We want to understand how the time it takes for a modulo-N counter to run changes as the size of N changes.

Specifically, how does the number of steps grow when the counter counts up to N?

Analyze the time complexity of the following code snippet.

module modulo_n_counter #(
  parameter int N = 16
) (
  input logic clk,
  input logic reset,
  output logic [$clog2(N)-1:0] count
);

always_ff @(posedge clk or posedge reset) begin
  if (reset) count <= 0;
  else if (count == N-1) count <= 0;
  else count <= count + 1;
end
endmodule

This code counts from 0 up to N-1, then resets back to 0, repeating continuously.

Identify the loops, recursion, array traversals that repeat.

• Primary operation: The counter increments by 1 on each clock cycle.
• How many times: It repeats counting up to N times before resetting.

Explain the growth pattern intuitively.

Input Size (N)	Approx. Operations (increments)
10	10 increments before reset
100	100 increments before reset
1000	1000 increments before reset

Pattern observation: The number of increments grows directly with N. If N doubles, the count steps double too.

Time Complexity: O(N)

This means the time to complete one full count grows linearly as N gets bigger.

[X] Wrong: "The counter runs in constant time because it just increments once per clock."
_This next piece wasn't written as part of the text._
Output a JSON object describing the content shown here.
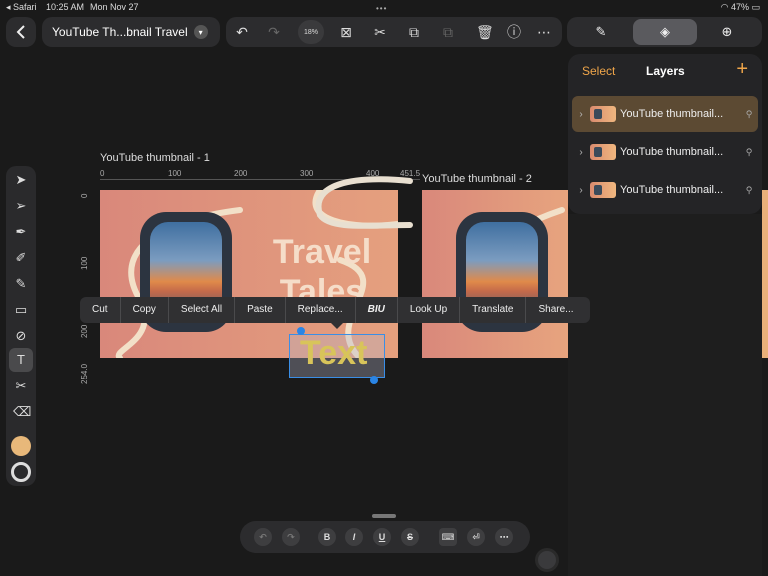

[OK] Correct: While each increment is quick, the total time to count all the way to N depends on N itself, so it grows as N grows.

Understanding how counters scale helps you reason about timing and performance in hardware design, a useful skill in many real-world projects.

"What if we changed the counter to increment by 2 each time instead of 1? How would the time complexity change?"